Thursday, 4 November 2010

Never Let Me Go by Kazuo Ishiguro


Hailsham seems like the typical English boarding school.  A big spacious building, wide open grounds and caring staff, teachers and guardians.  They receive a liberal arts education and are highly encouraged to produce 'works of art'.  What is unusual is  that no parents ever come to visit, nor do any of the students ever go 'home' for the weekend or holidays.

From a young age the students are told that they will become 'donors', whatever that might be.  They also learn that this will happen soon after they leave school and that they won't grow old and have the lives that they see depicted in the movies they watch.

I listened to this as an audio book and was hooked from the opening passages.  The book was read by Rosalyn Landor.  Her soothing voice was a perfect choice for this novel.  There were a number of difficult and troubling concepts introduced and having them presented by such a calming voice made them easier to believe.

Spoiler Alert

This book introduces a group of people who were created for the sole purpose of harvesting their organs so that others could live.  Their lives were not valued by a wider society, only their organs.  While I was grappling with the morality of  saving one life by ending another, the students had to deal with the knowledge that their lives would be ending just when they should be starting careers and building families.  Hailsham didn't teach them how to deal with that, in fact it didn't teach them much about life beyond being a student. Why bother when it wouldn't really be necessary for long; after all they'd be spending much of their remaining lives in one hospital or another.
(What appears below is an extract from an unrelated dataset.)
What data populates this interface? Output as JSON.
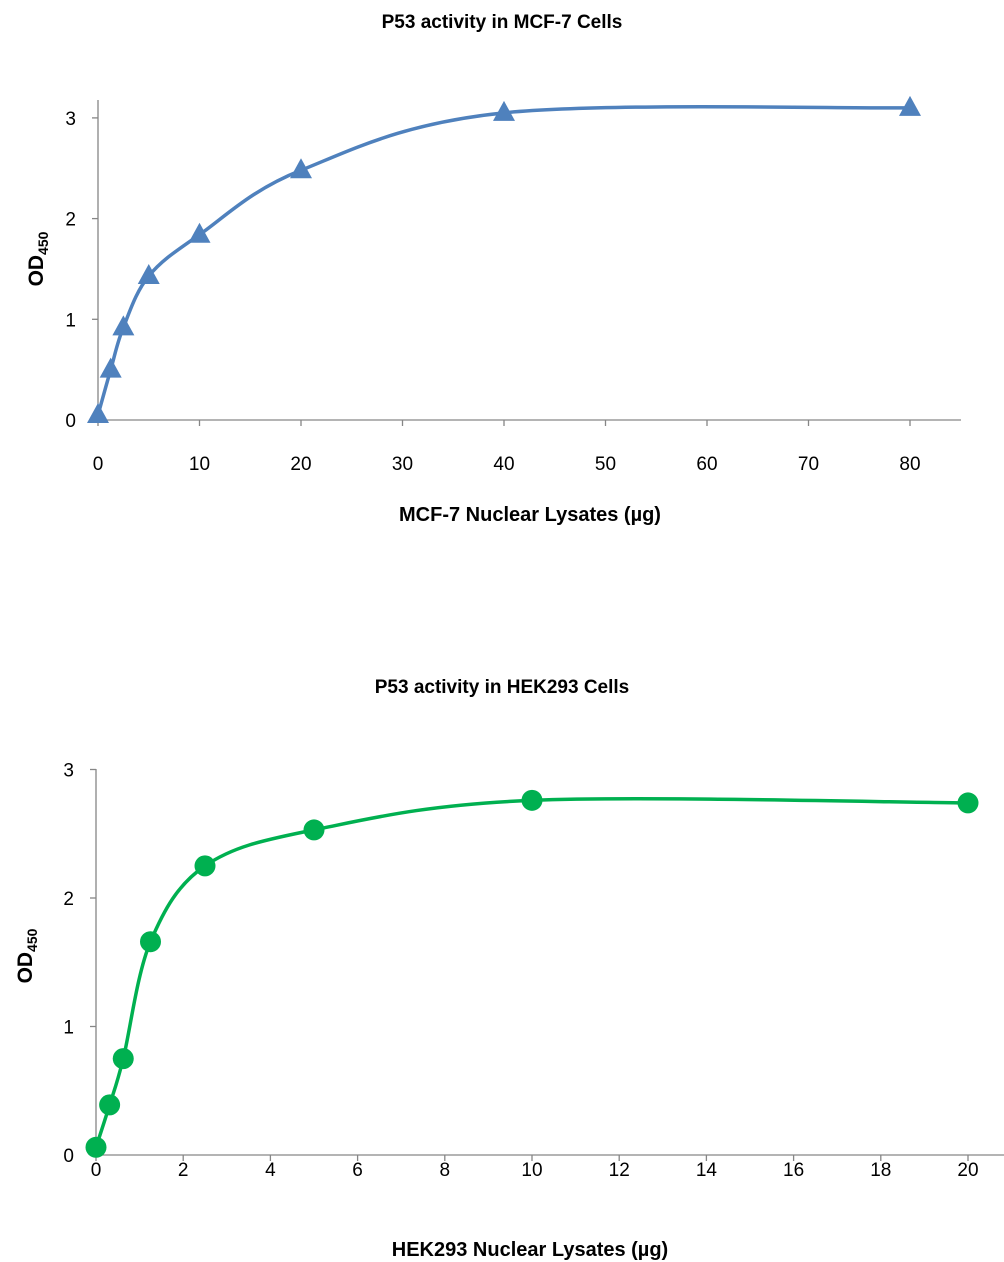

This was an excellent, though difficult story to listen to.  When one considers that there are already children being conceived with the hopes that they will be a perfect match for an older sibling requiring a bone marrow transplant etc., this book becomes more than fiction; it poses a serious moral dilemma.  Have we crossed that line already; do allow doctors/parents to create a new life just to save an existing one.
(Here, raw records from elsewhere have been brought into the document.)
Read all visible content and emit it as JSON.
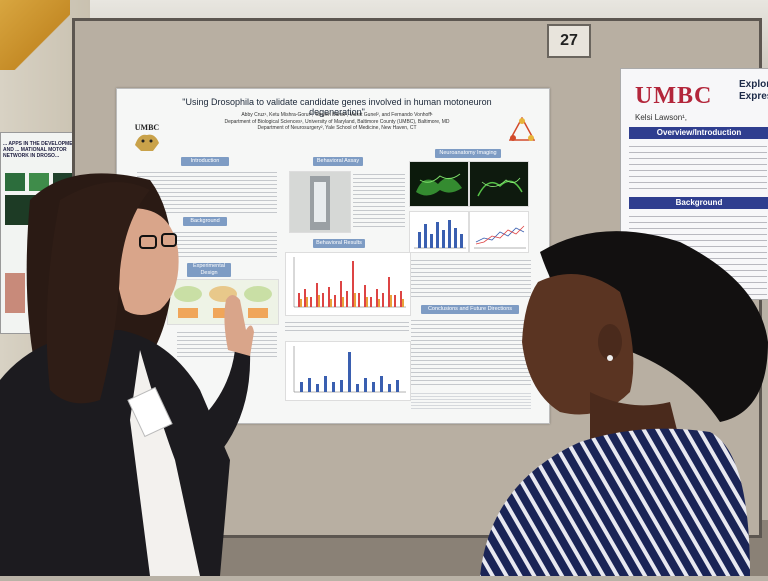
{
  "board_number": "27",
  "left_poster": {
    "header": "... APPS IN THE DEVELOPMENT AND ... MATIONAL MOTOR NETWORK IN DROSO..."
  },
  "main_poster": {
    "title": "\"Using Drosophila to validate candidate genes involved in human motoneuron degeneration\"",
    "authors": "Abby Cruz¹, Ketu Mishra-Gorur², Tanyen Barak², Murat Gunel², and Fernando Vonhoff¹",
    "affiliation_1": "Department of Biological Sciences¹, University of Maryland, Baltimore County (UMBC), Baltimore, MD",
    "affiliation_2": "Department of Neurosurgery², Yale School of Medicine, New Haven, CT",
    "logo_text": "UMBC",
    "sections": {
      "introduction": "Introduction",
      "behavioral_assay": "Behavioral Assay",
      "neuroanatomy": "Neuroanatomy Imaging",
      "background": "Background",
      "experimental_design": "Experimental Design",
      "behavioral_results": "Behavioral Results",
      "conclusions": "Conclusions and Future Directions"
    }
  },
  "right_poster": {
    "logo": "UMBC",
    "title_line_1": "Explori",
    "title_line_2": "Expres",
    "author": "Kelsi Lawson¹,",
    "section_1": "Overview/Introduction",
    "section_2": "Background"
  }
}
Read an excerpt of Never Let Me Go
Cover photo from Random House Canada


Also reviewed at:
A More Diverse Universe

Read what Two Canadian Readers had to say about both the book and the screening of the movie at the Toronto International Film Festival.
Books with cloning topics:

Perfect Copy: Unravelling the Cloning Debate by Nicolas Agar
Cloning Miranda by Carol Matas


This is my 16th book for the Read, Remember, Recommend Fiction Challenge hosted by Bibliobabe.com.  There is still time for you to join in the challenge. 

5 comments:

Anonymous said...

This sounds a bit like Chromosome Six, by Robin Cook.

I think it's actually in the middle of a series, but I don't think I read (or listened) to the prior books, and it was very good.

I also liked the movie The Island, with a similar plot.

~ Meagan

Heather said...

I don't know the book by Robin Cook, but will check it out.

Will do the same for the movie. Thanks for the tips.

Miri said...

I read this last year on my son's recommendation. It was very interesting and disturbing.

Paulina said...

Enjoyed your review. I also thought the audiobook version was very good.

Ellen said...

I just finished this book yesterday. I thought the concept was really interesting, thought the way Ishiguro wrote it was interesting (to have this sort of story told in such a staid fashion, and mostly through the relations of these three students who accept the facts of their lives without much question, is a pretty cool choice), but something about the style didn't click with me. I think he wrote it SO much in the narrator's voice that there were certain tics (which we ALL use when we're talking, like "I remember..." or "at the time...") that started to grate on me. But like you write, the book poses some interesting/unnerving questions.